Free Red Glitter Pointer Cursors at www.totallyfreecursors.com
Summer: Sepenggal Nama dalam Agenda

Thursday, March 12, 2015

Sepenggal Nama dalam Agenda



Perempuan itu... saat itu ia bukan ingin memaksakan kehendaknya atau mendorong seseorang itu jatuh jauh ke dalam. Ternyata, ia ingin menjadi pembatas baginya, bagi seseorang itu. Perempuan itu hanya ingin mencoba membangun perlindungan untuk seseorang itu. Tapi sayang, ia melupakan satu hal. Ia lupa bahwa yang ia hadapi adalah orang lain, orang yang belum tentu merasakan hal yang sama dengannya. Ia lupa bahwa mungkin saja orang itu jauh lebih kuat darinya dan justru merasa harus menghadapi semua di depan matanya.
Ia lebih suka menghindar dari pada mengutarakan sesuatu yang menurutnya akan membuat semua lebih rumit. Seseorang dengan sikap normal akan memilih untuk berdebat hingga pendapat dan keinginannya diterima. Tapi perempuan itu, ia justru lebih suka lari jauh menghindari percakapan. Ia masih saja merasa lebih baik untuk menyimpan semuanya. Bagi kebanyakan orang, hal itu akan terkesan seperti rahasia-rahasia yang tidak boleh sedikit pun tercium keberadaannya. Tapi bagi perempuan itu, melakukannya adalah hal yang biasa. Menyimpan semuanya sendiri bukan berarti selalu bermaksud membuatnya menjadi rahasia, ia hanya enggan untuk berbicara.
Suatu waktu, beberapa kali, ia merasa bahwa ia tak perlu berucap. Entah karena ia merasa tidak pernah didengar atau justru ia berpikir tidak akan ada yang mengerti ucapannya. Tapi ia harus berbicara, maka ruang hampa lah yang akan mendengarnya. Mungkin tidak banyak luka yang ia terima, tidak banyak yang mengganggu kehidupannya. Tapi ada satu luka yang baginya terasa sangat menyakitkan. Apa mungkin ini cara untuk melindungi dirinya? Apa mungkin semua diamnya ia jadikan sebagai pembatas antara dirinya dengan begitu banyak hal yang bisa menyakitinya?

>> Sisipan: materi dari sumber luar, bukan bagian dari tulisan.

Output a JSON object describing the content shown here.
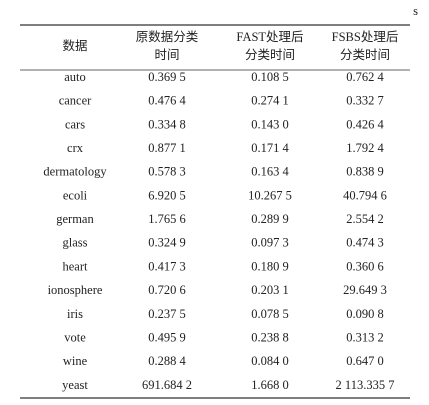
{
  "unit": "s",
  "table": {
    "header": [
      [
        "数据"
      ],
      [
        "原数据分类",
        "时间"
      ],
      [
        "FAST处理后",
        "分类时间"
      ],
      [
        "FSBS处理后",
        "分类时间"
      ]
    ],
    "rows": [
      [
        "auto",
        "0.369 5",
        "0.108 5",
        "0.762 4"
      ],
      [
        "cancer",
        "0.476 4",
        "0.274 1",
        "0.332 7"
      ],
      [
        "cars",
        "0.334 8",
        "0.143 0",
        "0.426 4"
      ],
      [
        "crx",
        "0.877 1",
        "0.171 4",
        "1.792 4"
      ],
      [
        "dermatology",
        "0.578 3",
        "0.163 4",
        "0.838 9"
      ],
      [
        "ecoli",
        "6.920 5",
        "10.267 5",
        "40.794 6"
      ],
      [
        "german",
        "1.765 6",
        "0.289 9",
        "2.554 2"
      ],
      [
        "glass",
        "0.324 9",
        "0.097 3",
        "0.474 3"
      ],
      [
        "heart",
        "0.417 3",
        "0.180 9",
        "0.360 6"
      ],
      [
        "ionosphere",
        "0.720 6",
        "0.203 1",
        "29.649 3"
      ],
      [
        "iris",
        "0.237 5",
        "0.078 5",
        "0.090 8"
      ],
      [
        "vote",
        "0.495 9",
        "0.238 8",
        "0.313 2"
      ],
      [
        "wine",
        "0.288 4",
        "0.084 0",
        "0.647 0"
      ],
      [
        "yeast",
        "691.684 2",
        "1.668 0",
        "2 113.335 7"
      ]
    ]
  }
}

Ia, pemilik nama itu, kini baginya hanya sebatas angin yang baru saja menghilang. Pemilik nama itu hanya sebatas udara yang tiba-tiba berlari kencang. Ia cukup mengejutkan dengan kehadirannya. Perempuan itu, kehidupannya sempat dikejutkan dengan kehadiran sang pemilik nama. Tapi, seperti halnya angin yang dengan cepat berlalu, begitu pula pemilik nama itu. Ia juga begitu cepat berlalu, berpindah ke ruang hampa lainnya tanpa meninggalkan jejak sedikit pun. Bagi perempuan itu, mungkin sang pemilik nama hanya sebagai penghias dalam catatan monotonnya. Mungkin ia sengaja dihadirkan agar perempuan itu bisa menilai perasaannya yang sempat membuat ia sendiri berada dalam hitam dan putih.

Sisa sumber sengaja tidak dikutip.